MGMT singles chronology
| "Congratulations" (2010) | "Alien Days" (2013) | "Your Life Is a Lie" (2013) |

Music video
- "Alien Days" on YouTube

= Alien Days =

"Alien Days" is the first single released from MGMT, the third album by MGMT, which was released as a cassette single on April 20, 2013. VanWyngarden explains the song as the feeling when "a parasitic alien is in your head, controlling things". The music video was filmed by indie director Sam Fleischner, which was the second video released for the promotion of the album. This was the first single released by MGMT since 2010's Congratulations.

==History==
MGMT demoed the song in February 2011. On March 30, 2012, the band premiered "Alien Days", at a show in Bogotá, Colombia, at the Festival Estereo Picnic.

On March 11, 2013, MGMT confirmed on their Twitter account that a Record Store Day release would be a cassette tape (with download card) of the studio version of "Alien Days", which became available on April 20. On March 22, 2013, RSD confirmed that this single will be a Record Store Day exclusive limited release. On April 17, the band previewed the song in a stop motion video showing the unpacking of the cassette.

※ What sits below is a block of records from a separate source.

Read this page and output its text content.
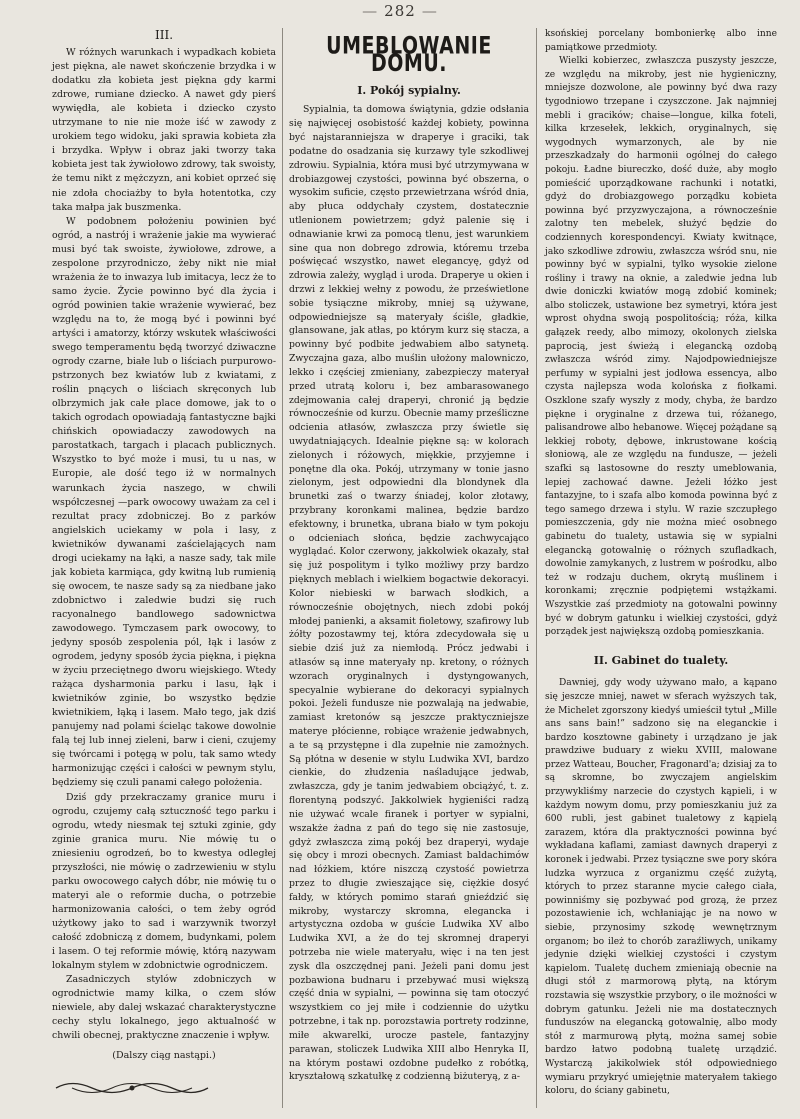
— 282 —
III.

W różnych warunkach i wypadkach kobieta jest piękna, ale nawet skończenie brzydka i w dodatku zła kobieta jest piękna gdy karmi zdrowe, rumiane dziecko. A nawet gdy pierś wywiędła, ale kobieta i dziecko czysto utrzymane to nie nie może iść w zawody z urokiem tego widoku, jaki sprawia kobieta zła i brzydka. Wpływ i obraz jaki tworzy taka kobieta jest tak żywiołowo zdrowy, tak swoisty, że temu nikt z mężczyzn, ani kobiet oprzeć się nie zdoła chociażby to była hotentotka, czy taka małpa jak buszmenka.

W podobnem położeniu powinien być ogród, a nastrój i wrażenie jakie ma wywierać musi być tak swoiste, żywiołowe, zdrowe, a zespolone przyrodniczo, żeby nikt nie miał wrażenia że to inwazya lub imitacya, lecz że to samo życie. Życie powinno być dla życia i ogród powinien takie wrażenie wywierać, bez względu na to, że mogą być i powinni być artyści i amatorzy, którzy wskutek właściwości swego temperamentu będą tworzyć dziwaczne ogrody czarne, białe lub o liściach purpurowo-pstrzonych bez kwiatów lub z kwiatami, z roślin pnących o liściach skręconych lub olbrzymich jak całe place domowe, jak to o takich ogrodach opowiadają fantastyczne bajki chińskich opowiadaczy zawodowych na parostatkach, targach i placach publicznych. Wszystko to być może i musi, tu u nas, w Europie, ale dość tego iż w normalnych warunkach życia naszego, w chwili współczesnej —park owocowy uważam za cel i rezultat pracy zdobniczej. Bo z parków angielskich uciekamy w pola i lasy, z kwietników dywanami zaścielających nam drogi uciekamy na łąki, a nasze sady, tak mile jak kobieta karmiąca, gdy kwitną lub rumienią się owocem, te nasze sady są za niedbane jako zdobnictwo i zaledwie budzi się ruch racyonalnego bandlowego sadownictwa zawodowego. Tymczasem park owocowy, to jedyny sposób zespolenia pól, łąk i lasów z ogrodem, jedyny sposób życia piękna, i piękna w życiu przeciętnego dworu wiejskiego. Wtedy rażąca dysharmonia parku i lasu, łąk i kwietników zginie, bo wszystko będzie kwietnikiem, łąką i lasem. Mało tego, jak dziś panujemy nad polami ścieląc takowe dowolnie falą tej lub innej zieleni, barw i cieni, czujemy się twórcami i potęgą w polu, tak samo wtedy harmonizując części i całości w pewnym stylu, będziemy się czuli panami całego położenia.

Dziś gdy przekraczamy granice muru i ogrodu, czujemy całą sztuczność tego parku i ogrodu, wtedy niesmak tej sztuki zginie, gdy zginie granica muru. Nie mówię tu o zniesieniu ogrodzeń, bo to kwestya odległej przyszłości, nie mówię o zadrzewieniu w stylu parku owocowego całych dóbr, nie mówię tu o materyi ale o reformie ducha, o potrzebie harmonizowania całości, o tem żeby ogród użytkowy jako to sad i warzywnik tworzył całość zdobniczą z domem, budynkami, polem i lasem. O tej reformie mówię, którą nazywam lokalnym stylem w zdobnictwie ogrodniczem.

Zasadniczych stylów zdobniczych w ogrodnictwie mamy kilka, o czem słów niewiele, aby dalej wskazać charakterystyczne cechy stylu lokalnego, jego aktualność w chwili obecnej, praktyczne znaczenie i wpływ.

(Dalszy ciąg nastąpi.)
UMEBLOWANIE DOMU.
I. Pokój sypialny.

Sypialnia, ta domowa świątynia, gdzie odsłania się najwięcej osobistość każdej kobiety, powinna być najstaranniejsza w draperye i graciki, tak podatne do osadzania się kurzawy tyle szkodliwej zdrowiu. Sypialnia, która musi być utrzymywana w drobiazgowej czystości, powinna być obszerna, o wysokim suficie, często przewietrzana wśród dnia, aby płuca oddychały czystem, dostatecznie utlenionem powietrzem; gdyż palenie się i odnawianie krwi za pomocą tlenu, jest warunkiem sine qua non dobrego zdrowia, któremu trzeba poświęcać wszystko, nawet elegancyę, gdyż od zdrowia zależy, wygląd i uroda. Draperye u okien i drzwi z lekkiej wełny z powodu, że prześwietlone sobie tysiączne mikroby, mniej są używane, odpowiedniejsze są materyały ściśle, gładkie, glansowane, jak atłas, po którym kurz się stacza, a powinny być podbite jedwabiem albo satynetą. Zwyczajna gaza, albo muślin ułożony malowniczo, lekko i częściej zmieniany, zabezpieczy materyał przed utratą koloru i, bez ambarasowanego zdejmowania całej draperyi, chronić ją będzie równocześnie od kurzu. Obecnie mamy prześliczne odcienia atłasów, zwłaszcza przy świetle się uwydatniających. Idealnie piękne są: w kolorach zielonych i różowych, miękkie, przyjemne i ponętne dla oka. Pokój, utrzymany w tonie jasno zielonym, jest odpowiedni dla blondynek dla brunetki zaś o twarzy śniadej, kolor złotawy, przybrany koronkami malinea, będzie bardzo efektowny, i brunetka, ubrana biało w tym pokoju o odcieniach słońca, będzie zachwycająco wyglądać. Kolor czerwony, jakkolwiek okazały, stał się już pospolitym i tylko możliwy przy bardzo pięknych meblach i wielkiem bogactwie dekoracyi. Kolor niebieski w barwach słodkich, a równocześnie obojętnych, niech zdobi pokój młodej panienki, a aksamit fioletowy, szafirowy lub żółty pozostawmy tej, która zdecydowała się u siebie dziś już za niemłodą. Prócz jedwabi i atłasów są inne materyały np. kretony, o różnych wzorach oryginalnych i dystyngowanych, specyalnie wybierane do dekoracyi sypialnych pokoi. Jeżeli fundusze nie pozwalają na jedwabie, zamiast kretonów są jeszcze praktyczniejsze materye płócienne, robiące wrażenie jedwabnych, a te są przystępne i dla zupełnie nie zamożnych. Są płótna w desenie w stylu Ludwika XVI, bardzo cienkie, do złudzenia naśladujące jedwab, zwłaszcza, gdy je tanim jedwabiem obciążyć, t. z. florentyną podszyć. Jakkolwiek hygieniści radzą nie używać wcale firanek i portyer w sypialni, wszakże żadna z pań do tego się nie zastosuje, gdyż zwłaszcza zimą pokój bez draperyi, wydaje się obcy i mrozi obecnych. Zamiast baldachimów nad łóżkiem, które niszczą czystość powietrza przez to długie zwieszające się, ciężkie dosyć fałdy, w których pomimo starań gnieździć się mikroby, wystarczy skromna, elegancka i artystyczna ozdoba w guście Ludwika XV albo Ludwika XVI, a że do tej skromnej draperyi potrzeba nie wiele materyału, więc i na ten jest zysk dla oszczędnej pani. Jeżeli pani domu jest pozbawiona budnaru i przebywać musi większą część dnia w sypialni, — powinna się tam otoczyć wszystkiem co jej miłe i codziennie do użytku potrzebne, i tak np. porozstawia portrety rodzinne, miłe akwarelki, urocze pastele, fantazyjny parawan, stoliczek Ludwika XIII albo Henryka II, na którym postawi ozdobne pudełko z robótką, kryształową szkatułkę z codzienną biżuteryą, z a-

ksońskiej porcelany bombonierkę albo inne pamiątkowe przedmioty.

Wielki kobierzec, zwłaszcza puszysty jeszcze, ze względu na mikroby, jest nie hygieniczny, mniejsze dozwolone, ale powinny być dwa razy tygodniowo trzepane i czyszczone. Jak najmniej mebli i gracików; chaise—longue, kilka foteli, kilka krzesełek, lekkich, oryginalnych, się wygodnych wymarzonych, ale by nie przeszkadzały do harmonii ogólnej do całego pokoju. Ładne biureczko, dość duże, aby mogło pomieścić uporządkowane rachunki i notatki, gdyż do drobiazgowego porządku kobieta powinna być przyzwyczajona, a równocześnie zalotny ten mebelek, służyć będzie do codziennych korespondencyi. Kwiaty kwitnące, jako szkodliwe zdrowiu, zwłaszcza wśród snu, nie powinny być w sypialni, tylko wysokie zielone rośliny i trawy na oknie, a zaledwie jedna lub dwie doniczki kwiatów mogą zdobić kominek; albo stoliczek, ustawione bez symetryi, która jest wprost ohydna swoją pospolitością; róża, kilka gałązek reedy, albo mimozy, okolonych zielska paprocią, jest świeżą i elegancką ozdobą zwłaszcza wśród zimy. Najodpowiedniejsze perfumy w sypialni jest jodłowa essencya, albo czysta najlepsza woda kolońska z fiołkami. Oszklone szafy wyszły z mody, chyba, że bardzo piękne i oryginalne z drzewa tui, różanego, palisandrowe albo hebanowe. Więcej pożądane są lekkiej roboty, dębowe, inkrustowane kością słoniową, ale ze względu na fundusze, — jeżeli szafki są lastosowne do reszty umeblowania, lepiej zachować dawne. Jeżeli łóżko jest fantazyjne, to i szafa albo komoda powinna być z tego samego drzewa i stylu. W razie szczupłego pomieszczenia, gdy nie można mieć osobnego gabinetu do tualety, ustawia się w sypialni elegancką gotowalnię o różnych szufladkach, dowolnie zamykanych, z lustrem w pośrodku, albo też w rodzaju duchem, okrytą muślinem i koronkami; zręcznie podpiętemi wstążkami. Wszystkie zaś przedmioty na gotowalni powinny być w dobrym gatunku i wielkiej czystości, gdyż porządek jest największą ozdobą pomieszkania.

II. Gabinet do tualety.

Dawniej, gdy wody używano mało, a kąpano się jeszcze mniej, nawet w sferach wyższych tak, że Michelet zgorszony kiedyś umieścił tytuł „Mille ans sans bain!” sadzono się na eleganckie i bardzo kosztowne gabinety i urządzano je jak prawdziwe buduary z wieku XVIII, malowane przez Watteau, Boucher, Fragonard'a; dzisiaj za to są skromne, bo zwyczajem angielskim przywykliśmy narzecie do czystych kąpieli, i w każdym nowym domu, przy pomieszkaniu już za 600 rubli, jest gabinet tualetowy z kąpielą zarazem, która dla praktyczności powinna być wykładana kaflami, zamiast dawnych draperyi z koronek i jedwabi. Przez tysiączne swe pory skóra ludzka wyrzuca z organizmu część zużytą, których to przez staranne mycie całego ciała, powinniśmy się pozbywać pod grozą, że przez pozostawienie ich, wchłaniając je na nowo w siebie, przynosimy szkodę wewnętrznym organom; bo ileż to chorób zaraźliwych, unikamy jedynie dzięki wielkiej czystości i czystym kąpielom. Tualetę duchem zmieniają obecnie na długi stół z marmorową płytą, na którym rozstawia się wszystkie przybory, o ile możności w dobrym gatunku. Jeżeli nie ma dostatecznych funduszów na elegancką gotowalnię, albo mody stół z marmurową płytą, można samej sobie bardzo łatwo podobną tualetę urządzić. Wystarczą jakikolwiek stół odpowiedniego wymiaru przykryć umiejętnie materyałem takiego koloru, do ściany gabinetu,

On October 31 the band premiered video via Noisey.

==Track listing==

Cassette Single
| No. | Title | Length |
|---|---|---|
| 1. | "Alien Days" (Side A) | 5:10 |
| 2. | "Message 7 from Hearty White" (Side B) | 5:15 |

==Personnel==
- Andrew VanWyngarden – vocals, guitar, bass, drums
- Ben Goldwasser – synths and samples
- Trevor – Child vocals

===Notes===

- A Trevor is the son of Cool Little Music Shop's owner at Fredonia, NY where the band purchase some of their instruments.